A rendere possibile questa visione è l’evoluzione di Snapdragon, chiamato a combinare dimensioni ridotte, efficienza energetica e potenza di calcolo sufficiente per eseguire localmente modelli da miliardi di parametri, mantenendo al tempo stesso connettività avanzata. Qualcomm parla di tecnologie in grado di utilizzare il Wi-Fi con consumi simili al Bluetooth, fino alla connettività cellulare, per restare sempre collegati al proprio agente AI.

Alla base di tutto, ha spiegato Amon, c’è un’architettura “always on” a basso consumo, in cui l’IA lavora sul dispositivo e nel cloud secondo un modello ibrido.

È qui che emerge la visione strategica più ampia: il valore dei dati edge. I dati generati vicino all’utente, in tempo reale, forniscono un contesto unico e difficilmente replicabile. Amon, a questo proposito, si è sbilanciato con una previsione: “Credo che chiunque sarà in grado di sfruttare i dati edge e fornire qualcosa di rilevante per l’utente, sarà il vincitore della corsa all’IA”.

I dati, inevitabilmente, pongono la questione della governance. Lenovo a questo proposito punta su una “architettura ibrida AI privacy-first” che consente all’utente di scegliere tra elaborazione on-device e cloud.
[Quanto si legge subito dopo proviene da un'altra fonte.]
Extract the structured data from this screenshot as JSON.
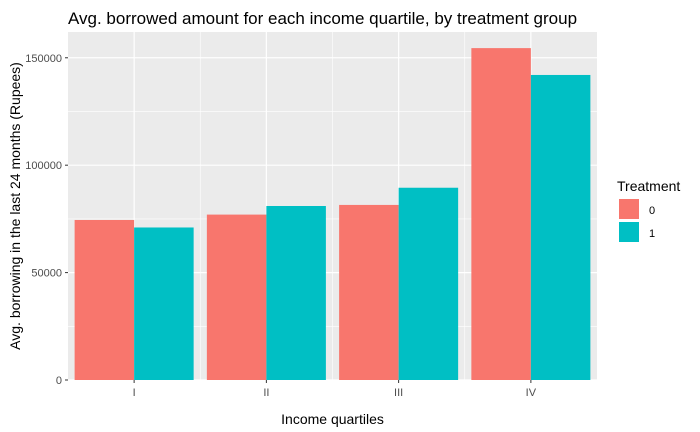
{
  "chart_data": {
    "type": "bar",
    "title": "Avg. borrowed amount for each income quartile, by treatment group",
    "xlabel": "Income quartiles",
    "ylabel": "Avg. borrowing in the last 24 months (Rupees)",
    "categories": [
      "I",
      "II",
      "III",
      "IV"
    ],
    "series": [
      {
        "name": "0",
        "color": "#F8766D",
        "values": [
          74500,
          77000,
          81500,
          154500
        ]
      },
      {
        "name": "1",
        "color": "#00BFC4",
        "values": [
          71000,
          81000,
          89500,
          142000
        ]
      }
    ],
    "ylim": [
      0,
      162000
    ],
    "yticks": [
      0,
      50000,
      100000,
      150000
    ],
    "ytick_labels": [
      "0",
      "50000",
      "100000",
      "150000"
    ],
    "grid": true,
    "legend": {
      "title": "Treatment",
      "position": "right"
    },
    "panel_color": "#EBEBEB"
  }
}
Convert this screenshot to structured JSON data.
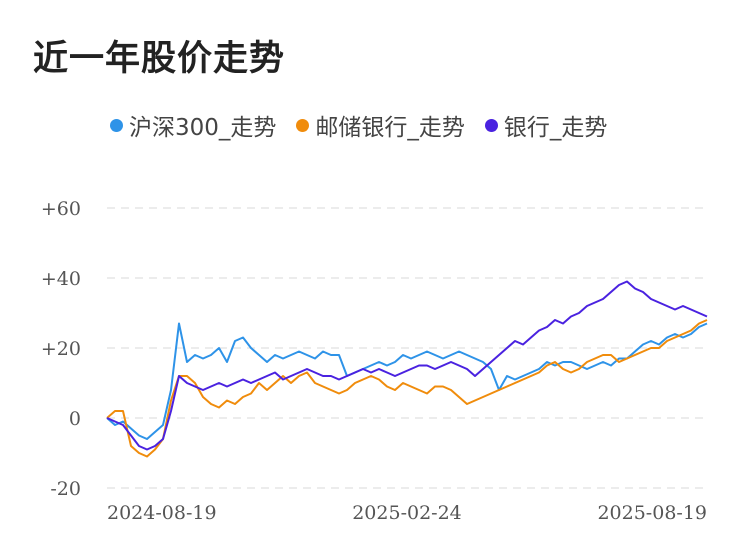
{
  "title": "近一年股价走势",
  "chart_data": {
    "type": "line",
    "ylim": [
      -20,
      60
    ],
    "yticks": [
      "+60",
      "+40",
      "+20",
      "0",
      "-20"
    ],
    "ytick_values": [
      60,
      40,
      20,
      0,
      -20
    ],
    "xticks": [
      "2024-08-19",
      "2025-02-24",
      "2025-08-19"
    ],
    "grid": true,
    "legend_position": "top-left",
    "series": [
      {
        "name": "沪深300_走势",
        "color": "#2e93e8",
        "values": [
          0,
          -2,
          -1,
          -3,
          -5,
          -6,
          -4,
          -2,
          8,
          27,
          16,
          18,
          17,
          18,
          20,
          16,
          22,
          23,
          20,
          18,
          16,
          18,
          17,
          18,
          19,
          18,
          17,
          19,
          18,
          18,
          12,
          13,
          14,
          15,
          16,
          15,
          16,
          18,
          17,
          18,
          19,
          18,
          17,
          18,
          19,
          18,
          17,
          16,
          14,
          8,
          12,
          11,
          12,
          13,
          14,
          16,
          15,
          16,
          16,
          15,
          14,
          15,
          16,
          15,
          17,
          17,
          19,
          21,
          22,
          21,
          23,
          24,
          23,
          24,
          26,
          27
        ]
      },
      {
        "name": "邮储银行_走势",
        "color": "#f08c0c",
        "values": [
          0,
          2,
          2,
          -8,
          -10,
          -11,
          -9,
          -6,
          5,
          12,
          12,
          10,
          6,
          4,
          3,
          5,
          4,
          6,
          7,
          10,
          8,
          10,
          12,
          10,
          12,
          13,
          10,
          9,
          8,
          7,
          8,
          10,
          11,
          12,
          11,
          9,
          8,
          10,
          9,
          8,
          7,
          9,
          9,
          8,
          6,
          4,
          5,
          6,
          7,
          8,
          9,
          10,
          11,
          12,
          13,
          15,
          16,
          14,
          13,
          14,
          16,
          17,
          18,
          18,
          16,
          17,
          18,
          19,
          20,
          20,
          22,
          23,
          24,
          25,
          27,
          28
        ]
      },
      {
        "name": "银行_走势",
        "color": "#4a22e0",
        "values": [
          0,
          -1,
          -2,
          -5,
          -8,
          -9,
          -8,
          -6,
          2,
          12,
          10,
          9,
          8,
          9,
          10,
          9,
          10,
          11,
          10,
          11,
          12,
          13,
          11,
          12,
          13,
          14,
          13,
          12,
          12,
          11,
          12,
          13,
          14,
          13,
          14,
          13,
          12,
          13,
          14,
          15,
          15,
          14,
          15,
          16,
          15,
          14,
          12,
          14,
          16,
          18,
          20,
          22,
          21,
          23,
          25,
          26,
          28,
          27,
          29,
          30,
          32,
          33,
          34,
          36,
          38,
          39,
          37,
          36,
          34,
          33,
          32,
          31,
          32,
          31,
          30,
          29
        ]
      }
    ]
  }
}
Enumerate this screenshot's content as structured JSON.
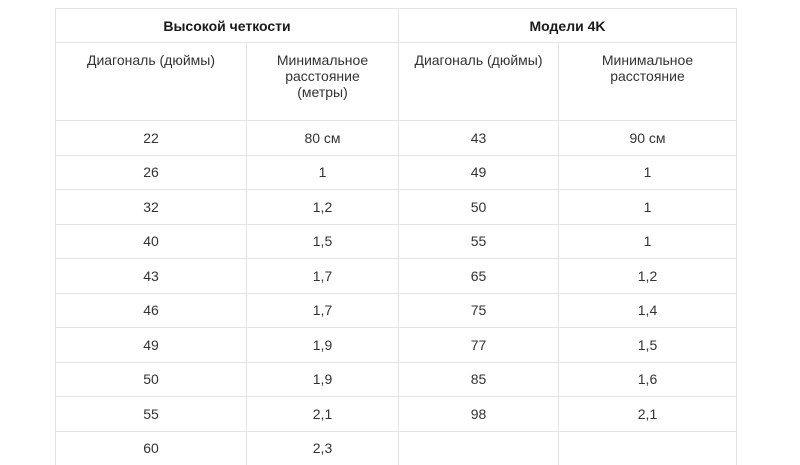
{
  "table": {
    "groups": [
      {
        "label": "Высокой четкости"
      },
      {
        "label": "Модели  4K"
      }
    ],
    "subheaders": {
      "hd_diagonal": "Диагональ (дюймы)",
      "hd_distance_lines": [
        "Минимальное",
        "расстояние",
        "(метры)"
      ],
      "uhd_diagonal": "Диагональ (дюймы)",
      "uhd_distance_lines": [
        "Минимальное",
        "расстояние"
      ]
    },
    "rows": [
      {
        "hd_diag": "22",
        "hd_dist": "80 см",
        "uhd_diag": "43",
        "uhd_dist": "90 см"
      },
      {
        "hd_diag": "26",
        "hd_dist": "1",
        "uhd_diag": "49",
        "uhd_dist": "1"
      },
      {
        "hd_diag": "32",
        "hd_dist": "1,2",
        "uhd_diag": "50",
        "uhd_dist": "1"
      },
      {
        "hd_diag": "40",
        "hd_dist": "1,5",
        "uhd_diag": "55",
        "uhd_dist": "1"
      },
      {
        "hd_diag": "43",
        "hd_dist": "1,7",
        "uhd_diag": "65",
        "uhd_dist": "1,2"
      },
      {
        "hd_diag": "46",
        "hd_dist": "1,7",
        "uhd_diag": "75",
        "uhd_dist": "1,4"
      },
      {
        "hd_diag": "49",
        "hd_dist": "1,9",
        "uhd_diag": "77",
        "uhd_dist": "1,5"
      },
      {
        "hd_diag": "50",
        "hd_dist": "1,9",
        "uhd_diag": "85",
        "uhd_dist": "1,6"
      },
      {
        "hd_diag": "55",
        "hd_dist": "2,1",
        "uhd_diag": "98",
        "uhd_dist": "2,1"
      },
      {
        "hd_diag": "60",
        "hd_dist": "2,3",
        "uhd_diag": "",
        "uhd_dist": ""
      }
    ]
  },
  "colors": {
    "border": "#e4e4e4",
    "text": "#333333",
    "heading": "#1a1a1a"
  }
}
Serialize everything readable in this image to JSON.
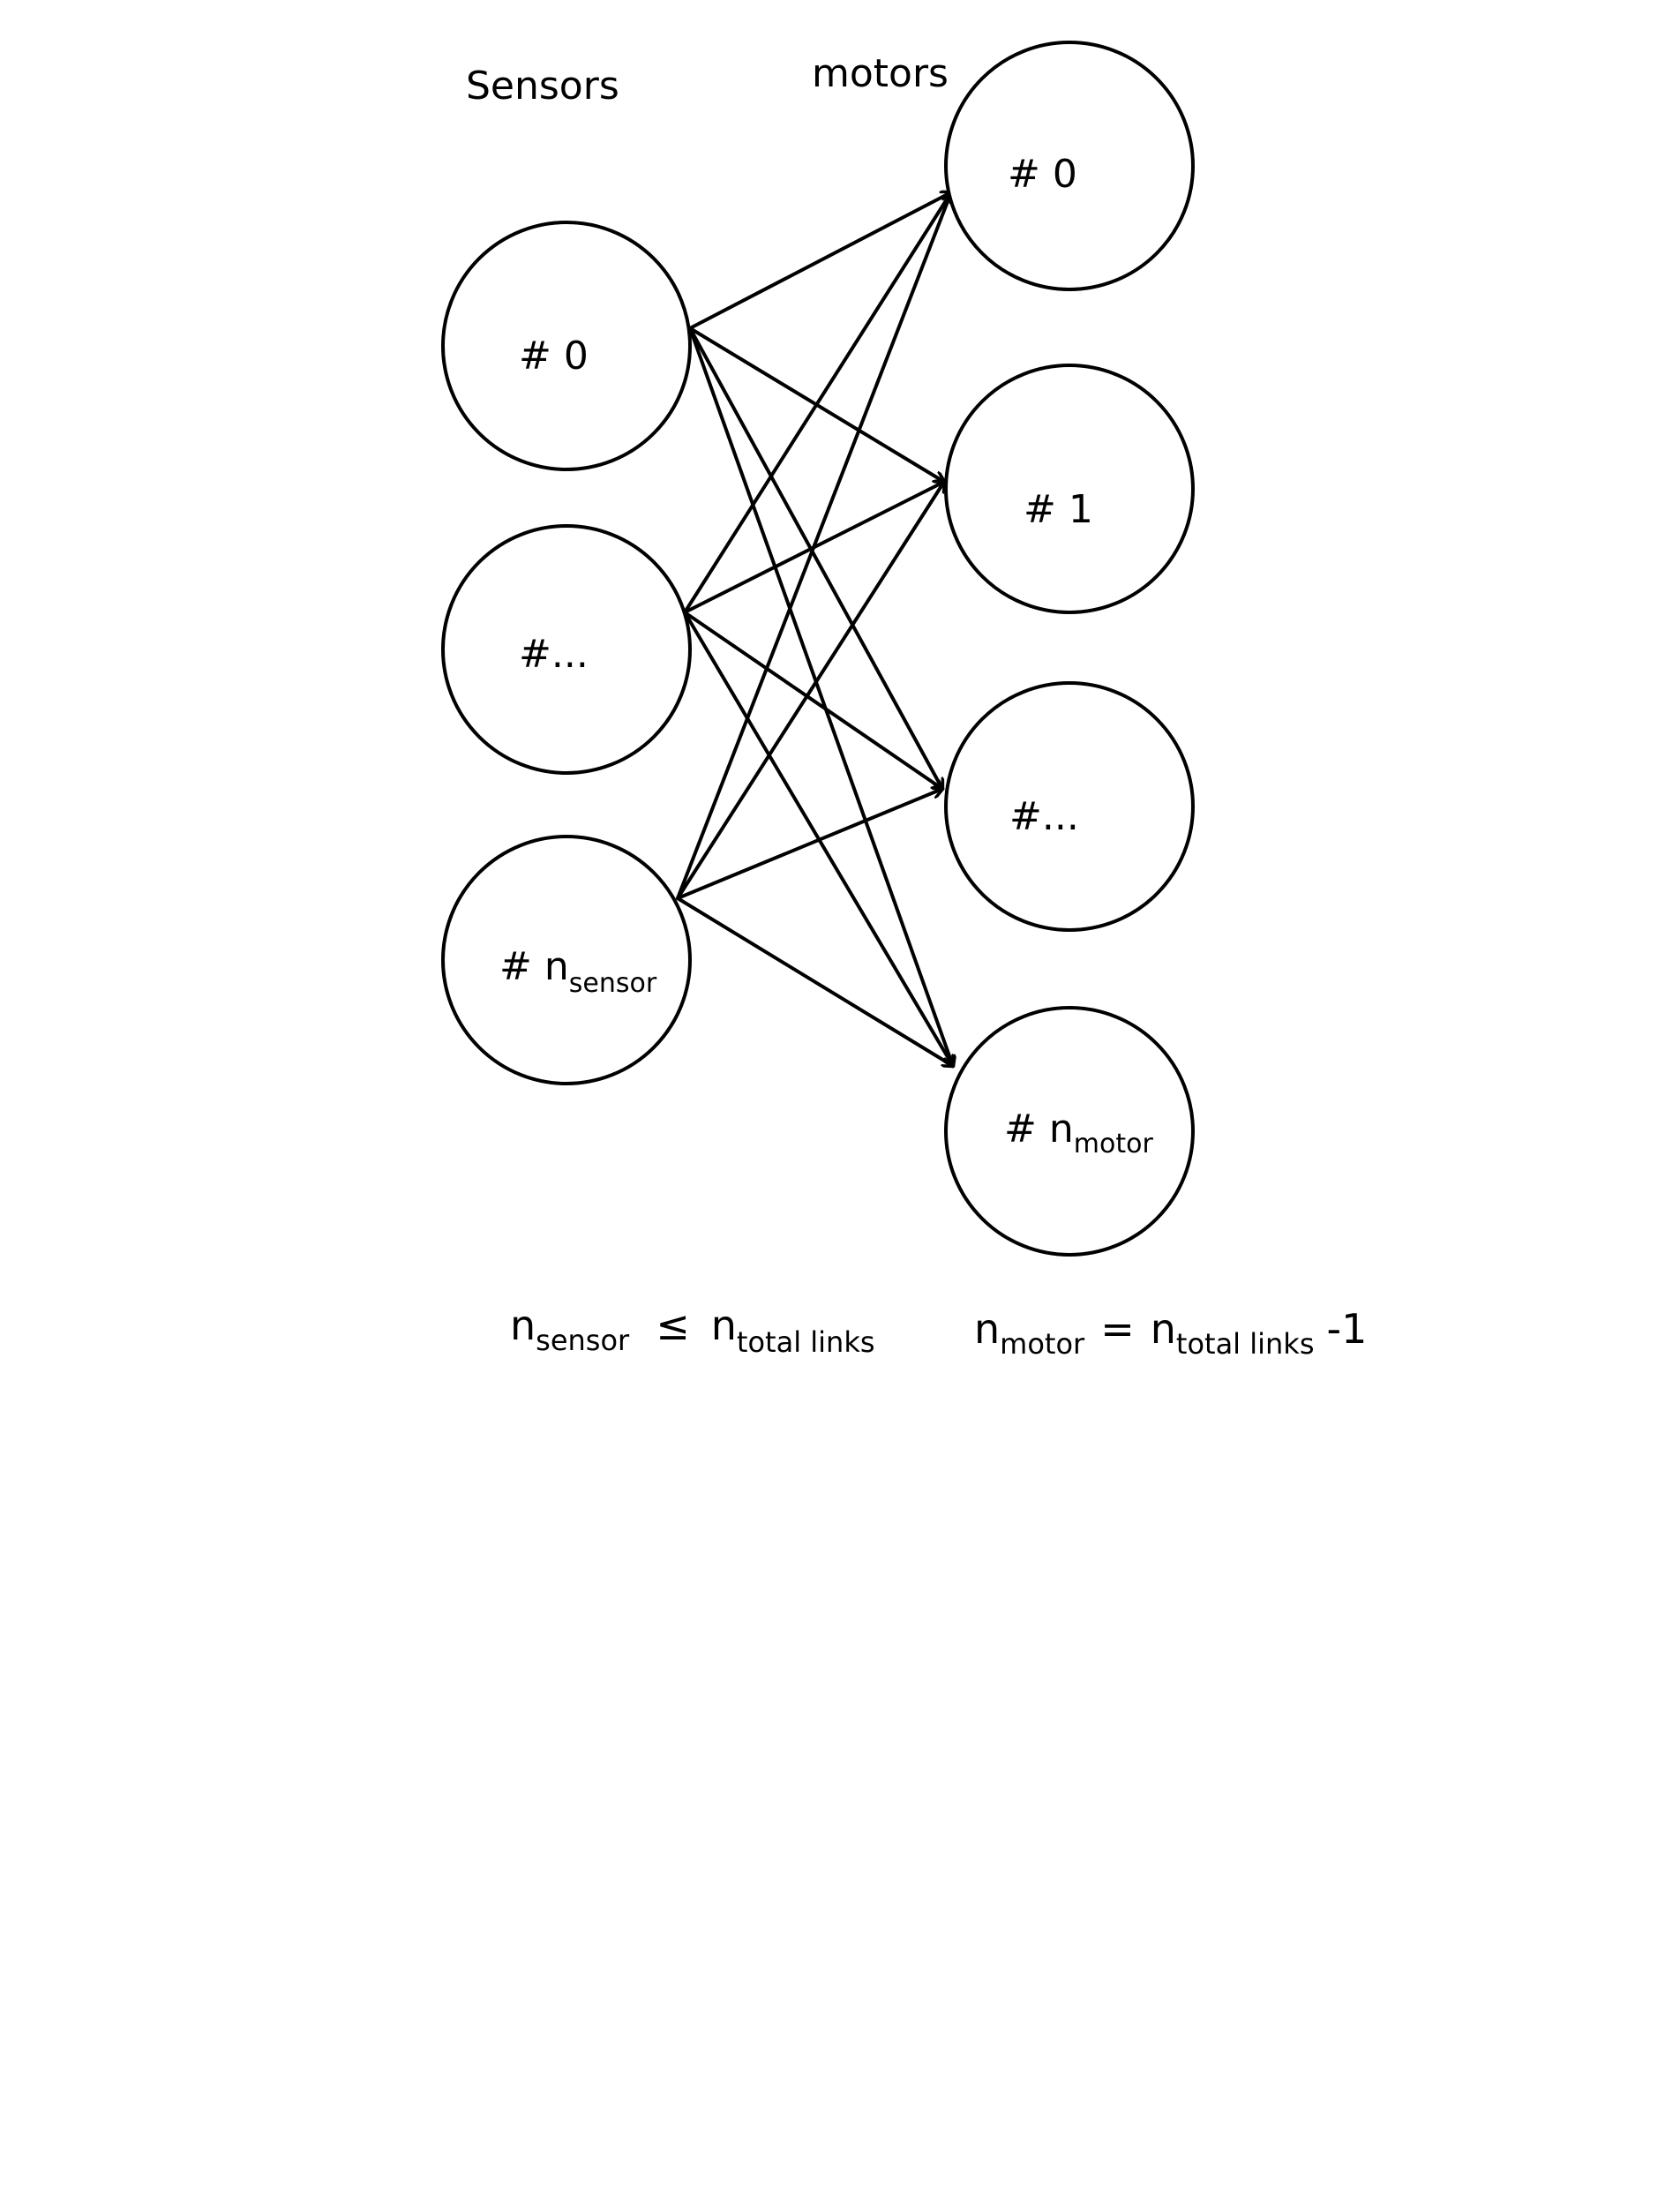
{
  "columns": {
    "sensors_title": "Sensors",
    "motors_title": "motors"
  },
  "sensors": [
    {
      "prefix": "#",
      "value": "0",
      "subscript": ""
    },
    {
      "prefix": "#",
      "value": "...",
      "subscript": ""
    },
    {
      "prefix": "#",
      "value": "n",
      "subscript": "sensor"
    }
  ],
  "motors": [
    {
      "prefix": "#",
      "value": "0",
      "subscript": ""
    },
    {
      "prefix": "#",
      "value": "1",
      "subscript": ""
    },
    {
      "prefix": "#",
      "value": "...",
      "subscript": ""
    },
    {
      "prefix": "#",
      "value": "n",
      "subscript": "motor"
    }
  ],
  "edges": [
    {
      "from": 0,
      "to": 0
    },
    {
      "from": 0,
      "to": 1
    },
    {
      "from": 0,
      "to": 2
    },
    {
      "from": 0,
      "to": 3
    },
    {
      "from": 1,
      "to": 0
    },
    {
      "from": 1,
      "to": 1
    },
    {
      "from": 1,
      "to": 2
    },
    {
      "from": 1,
      "to": 3
    },
    {
      "from": 2,
      "to": 0
    },
    {
      "from": 2,
      "to": 1
    },
    {
      "from": 2,
      "to": 2
    },
    {
      "from": 2,
      "to": 3
    }
  ],
  "formulas": {
    "left": {
      "lhs_symbol": "n",
      "lhs_sub": "sensor",
      "operator": "≤",
      "rhs_symbol": "n",
      "rhs_sub": "total links",
      "suffix": ""
    },
    "right": {
      "lhs_symbol": "n",
      "lhs_sub": "motor",
      "operator": "=",
      "rhs_symbol": "n",
      "rhs_sub": "total links",
      "suffix": "-1"
    }
  }
}
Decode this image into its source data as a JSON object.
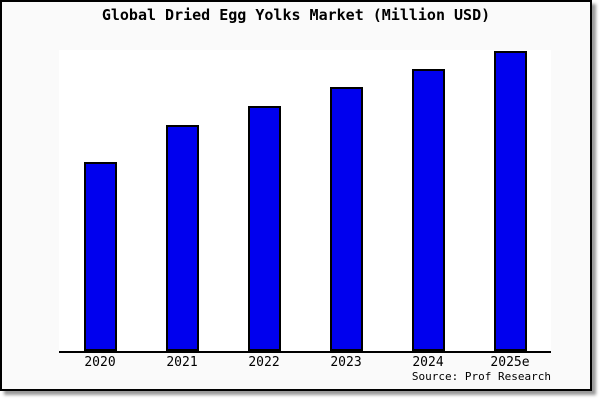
{
  "chart_data": {
    "type": "bar",
    "title": "Global Dried Egg Yolks Market (Million USD)",
    "unit": "Million USD",
    "categories": [
      "2020",
      "2021",
      "2022",
      "2023",
      "2024",
      "2025e"
    ],
    "values": [
      63.0,
      75.3,
      81.7,
      88.0,
      94.0,
      100.0
    ],
    "values_note": "No y-axis ticks/gridlines are shown in the chart; values are bar heights normalized to the 2025e bar = 100.",
    "source": "Source: Prof Research",
    "bar_color": "#0000ee",
    "bar_border_color": "#000000",
    "layout": {
      "grid": false,
      "y_axis_labels": false,
      "legend": false,
      "plot_background": "#ffffff",
      "figure_background": "#fafafa",
      "figure_border": "#000000"
    }
  }
}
Questa impostazione dovrebbe consentire a Qira di diventare un “compagno” che agisce quando necessario, senza trasformarsi in un’infrastruttura opaca.

Qira e Copilot, una convivenza possibile

Ma come si integrerà Qira nel sistema operativo Microsoft, il sistema operativo dei personal computer prodotti dall’azienda guidata da Yuanqing? Come coesisterà con Copilot, il chatbot del colosso di Redmond che si è recentemente guadagnato un testo dedicato sulle tastiere dei computer?

Per spiegare questo, Luca Rossi ha conversato sul palco con Yusuf Mehdi, Corporate Vice President & Consumer Chief Marketing Officer di Microsoft.

Mehdi ha inquadrato Qira come il punto di convergenza tra l’ecosistema Lenovo e le tecnologie di Redmond. “Siamo entusiasti di portare tutta la potenza della tecnologia Microsoft in Lenovo Qira”, ha affermato, spiegando che Azure e Windows Extend forniranno “i modelli di IA e l’infrastruttura più avanzati” per garantire prestazioni coerenti ovunque gli utenti utilizzino i loro dispositivi.